Ouïghours: Airbnb accusé de proposer des locations au Xinjiang sans respecter la loi américaine

La plateforme de location Airbnb, sur un ordinateur. - Martin Bureau - AFP
La plateforme de location entre particuliers Airbnb propose au moins 14 résidences situées au Xinjiang, révèle le média américain Axios. Cette région abrite historiquement la population ouïghoure, qui fait l'objet depuis plusieurs années de l'opression chinoise, dans le cadre de ce que plusieurs pays ont reconnu comme un génocide.
Une partie des terres du Xinjiang est contrôlée par la Xinjiang Production and Construction Corps (XPCC), une organisation paramilitaire qui est à l’origine de la mise en camp de travail d’au moins un million de personnes ouïghoures. Ce groupe, communément appelé Bingtuan, est l'objet de sanctions aux États-Unis, dans le cadre de la loi Magnitski, qui sanctionne les personnes physiques ou morales ayant violé les principes des droits humains.
Le territoire concerné est détenu en majeure partie par le Bingtuan, dont les relations commerciales avec les États-Unis sont interdites par cette loi. La plateforme Airbnb, elle-même américaine, est donc concernée.

Plus d'une douzaine de logements
Pourtant, par une simple recherche sur le site Airbnb, Axios a révélé que plus d’une douzaine de maisons y étaient disponibles à la location, alors même que la Chine a lancé une grande campagne de publicité pour le tourisme dans cette région.
Une campagne non sans conséquences, puisque les autorités chinoises ont rasé une grande partie du patrimoine ouïghour, à savoir, mosquées, autels, cimetières et autres sites historiques.
Selon Axios, les villages sont ensuite rebâtis sous forme de "villages modèles", avec des hôtels, des restaurants et des boutiques pour touristes. Plutôt que des touristes étrangers, ces opérations ont pour but d’attirer des touristes et potentiels résidents issus de la population Han, majoritaire en Chine.
Le XPCC "pas directement lié"
Airbnb, qui s’est exprimé auprès de Axios, explique que cette situation reste inchangée car les propriétaires des logements de cette région ne pas directement identifiés comme des membres du XPCC. Le groupe n'étant que le propriétaire "foncier", les propriétaires à l'origine de la location ne sont pas inquiétés pas la législation américaine.
"Nous respectons scrupuleusement notre obligation de conformité aux règles du Trésor américain. Les règles de l'OFAC (Office of Foreign Assets Control du Trésor américain) exigent qu'Airbnb mène des vérifications sur les personnes avec lesquelles nous sommes en relation commerciale, c'est-à-dire les utilisateurs de notre plateforme, et non les éventuels propriétaires fonciers des biens loués. ", a déclaré un porte-parole d'Airbnb auprès de BFMTV.

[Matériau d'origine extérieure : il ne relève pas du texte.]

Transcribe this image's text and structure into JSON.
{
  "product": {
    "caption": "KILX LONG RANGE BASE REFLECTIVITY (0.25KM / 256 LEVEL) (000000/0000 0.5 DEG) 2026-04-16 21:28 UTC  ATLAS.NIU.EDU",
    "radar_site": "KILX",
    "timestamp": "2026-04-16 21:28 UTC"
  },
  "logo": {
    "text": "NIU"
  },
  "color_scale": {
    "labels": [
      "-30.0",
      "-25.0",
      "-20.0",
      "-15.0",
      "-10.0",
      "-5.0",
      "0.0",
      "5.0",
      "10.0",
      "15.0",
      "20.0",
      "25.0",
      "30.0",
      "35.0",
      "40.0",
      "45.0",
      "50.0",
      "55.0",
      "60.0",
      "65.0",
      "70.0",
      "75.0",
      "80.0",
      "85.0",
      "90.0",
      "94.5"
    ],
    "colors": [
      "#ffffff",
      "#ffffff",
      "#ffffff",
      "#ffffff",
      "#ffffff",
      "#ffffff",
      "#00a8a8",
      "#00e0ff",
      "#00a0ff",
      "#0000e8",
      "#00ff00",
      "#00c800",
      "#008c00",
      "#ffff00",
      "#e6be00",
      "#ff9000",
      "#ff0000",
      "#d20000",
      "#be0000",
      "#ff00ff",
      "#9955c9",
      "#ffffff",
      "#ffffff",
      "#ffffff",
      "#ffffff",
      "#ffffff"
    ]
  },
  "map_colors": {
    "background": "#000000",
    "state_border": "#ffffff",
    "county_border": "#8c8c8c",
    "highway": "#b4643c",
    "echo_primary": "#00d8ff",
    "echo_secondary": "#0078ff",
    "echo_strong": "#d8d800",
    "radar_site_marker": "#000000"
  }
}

Interrogée sur les logements pointé du doigt par Axios, la plateforme assure que ces derniers, et les hôtes qui y sont associés, ont fait l'objet de ces vérifications.
"La conformité n’est pas une simple histoire de case à cocher. Il y a d’autres considérations à prendre en compte, qui vont au delà de simples transactions d’argent", nuance auprès d'Axios Alex Zerden, anciennement employé au Trésor américain, et ayant travaillé sur la loi Magnitski.
Airbnb sponsor des Jeux olympiques
La vocation touristique est assumée. L'un des hôtes, dans le canton d'Altay, présente ainsi sa location: "venez découvrir l'expérience d'une nouvelle zone rurale du XPCC: l'hôte est un retraité de 75 ans du XPCC". Une autre location se présente comme "une ferme traditionnelle du XPCC".
En outre, un autre paramètre pèse dans le dossier. Airbnb est l'un des sponsors officiels et principaux des Jeux olympiques d’hiver de 2022, qui se tiendront à Pékin. Depuis cette annonce, de nombreux groupes humanitaires, dont Human Rights Watch, font pression sur le site de location pour renoncer à ce partenariat. Plusieurs pays, comme l'Australie, considèrent un boycott de ces Jeux, en raison de la situation humanitaire.
Or, selon des analystes, un pas en arrière de la part de la plateforme mettrait à mal sa situation en Chine, qui n'est déjà pas mirobolante: le pays asiatique ne représente qu'à peine 1% des revenus d'Airbnb, selon le porte-parole de la plateforme interrogé par BFMTV.
"Au cours des 12 derniers mois, l'ensemble des annonces mentionnées par Axios ont eu une activité faible ou nulle sur Airbnb, et 5 de ces annonces n'ont eu aucune réservation", a déclaré la plateforme à BFMTV.
Juridiquement, la situation reste un statu-quo, mettant Airbnb au coeur d'une situation déjà tendue entre les États-Unis et la Chine.